Parents have serious concerns currently about children who have access with the other parent. The message from all levels of government and public health officials is that we are encouraged to follow a strict policy of social distancing and limiting community interactions as much as possible.1 Does this mean that one parent can deny all access to the other parent in favour of social distancing and if not, what parameters are appropriate in the circumstances?
These exact questions where before the court on March 24, 2020 in the recent case of Ribeiro v Wright.2 The Mother sought to suspend all in-person access to the Father because of COVID-19 in favour of practicing social distancing. While the Mother was not successful in convincing the court that the matter should proceed urgently, the court did provide useful guidelines for parties and counsel when considering these issues.

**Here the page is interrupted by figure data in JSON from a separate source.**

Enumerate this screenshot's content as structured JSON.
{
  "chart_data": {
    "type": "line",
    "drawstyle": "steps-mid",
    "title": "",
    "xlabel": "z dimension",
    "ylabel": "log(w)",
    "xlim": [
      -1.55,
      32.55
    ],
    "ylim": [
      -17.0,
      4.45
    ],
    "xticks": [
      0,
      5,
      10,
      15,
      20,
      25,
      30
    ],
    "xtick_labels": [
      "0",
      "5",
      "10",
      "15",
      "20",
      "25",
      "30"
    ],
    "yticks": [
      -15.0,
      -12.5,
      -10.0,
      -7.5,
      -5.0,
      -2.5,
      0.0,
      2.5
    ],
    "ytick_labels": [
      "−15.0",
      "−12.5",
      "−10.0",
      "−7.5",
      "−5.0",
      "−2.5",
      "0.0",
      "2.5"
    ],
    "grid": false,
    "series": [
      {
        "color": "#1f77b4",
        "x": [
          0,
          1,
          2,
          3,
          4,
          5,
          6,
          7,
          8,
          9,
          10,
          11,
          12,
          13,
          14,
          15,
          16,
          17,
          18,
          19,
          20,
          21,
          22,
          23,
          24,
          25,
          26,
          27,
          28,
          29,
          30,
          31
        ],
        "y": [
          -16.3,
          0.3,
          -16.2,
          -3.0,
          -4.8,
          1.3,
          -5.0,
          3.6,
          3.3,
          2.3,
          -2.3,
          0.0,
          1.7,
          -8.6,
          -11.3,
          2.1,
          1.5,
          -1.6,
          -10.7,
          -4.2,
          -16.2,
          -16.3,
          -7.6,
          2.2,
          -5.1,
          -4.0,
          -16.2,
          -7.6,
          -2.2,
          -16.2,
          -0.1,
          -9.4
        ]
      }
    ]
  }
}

The court acknowledged that the health, safety and well-being of children and families remains the court's foremost consideration during COVID-19, and that the court must balance existing access time with public directives for strict social distancing.3 The court concluded that unless there are reasons to limit parenting time "a blanket policy that children should never leave their primary residence – even to visit their other parent – is inconsistent with a comprehensive analysis of the best interests of the child. In troubling and disorienting times, children need the love, guidance and emotional support of both parents, now more than ever".4
However, the court did acknowledge that while the presumption is that existing parenting arrangements should continue, there are cases where modifications need to be made. These modifications may include as follows:
- Custodial or access parents may have to forego their times with a child, if the parent is subject to some specific personal restriction (for example, under self-isolation for a 14 day period as a result of recent travel; personal illness; or exposure to illness);
- a parent's personal risk factors (through employment or associations, for example) may require controls with respect to their direct contact with a child;
- if a parent's lifestyle or behaviour in the face of COVID-19 (for example, failing to comply with social distancing or failing to take reasonable health-precautions) raises sufficient concerns about parental judgment that direct parent-child contact will have to be reconsidered;
- Transitional arrangements at exchange times may require changes to transportation, exchange locations, or any terms of supervision; and
- In blended family situations, parents will need assurance that COVID-19 precautions are being maintained in relation to each person who spends any amount of time in a household – including children of former relationships.5
The court stated in no uncertain terms that safety is the number one priority and that "there will be zero tolerance for any parent who recklessly exposes a child (or members of the child's household) to any COVID-19 risk."6
1. Ribeiro v Wright, 2020 ONSC 1829 (Ont. S.C.J.) at para. 8 [Ribeiro v. Wright].
2. Ribeiro v. Wright, ibid.
3. Ribeiro v. Wright, ibid. at paras. 6-8.
4. Ribeiro v. Wright, ibid. at para. 10.
5. Ribeiro v. Wright, ibid. at paras. 12-16.
6. Ribeiro v. Wright, ibid. at paras. 14 and 18.
The content of this article is intended to provide a general guide to the subject matter. Specialist advice should be sought about your specific circumstances.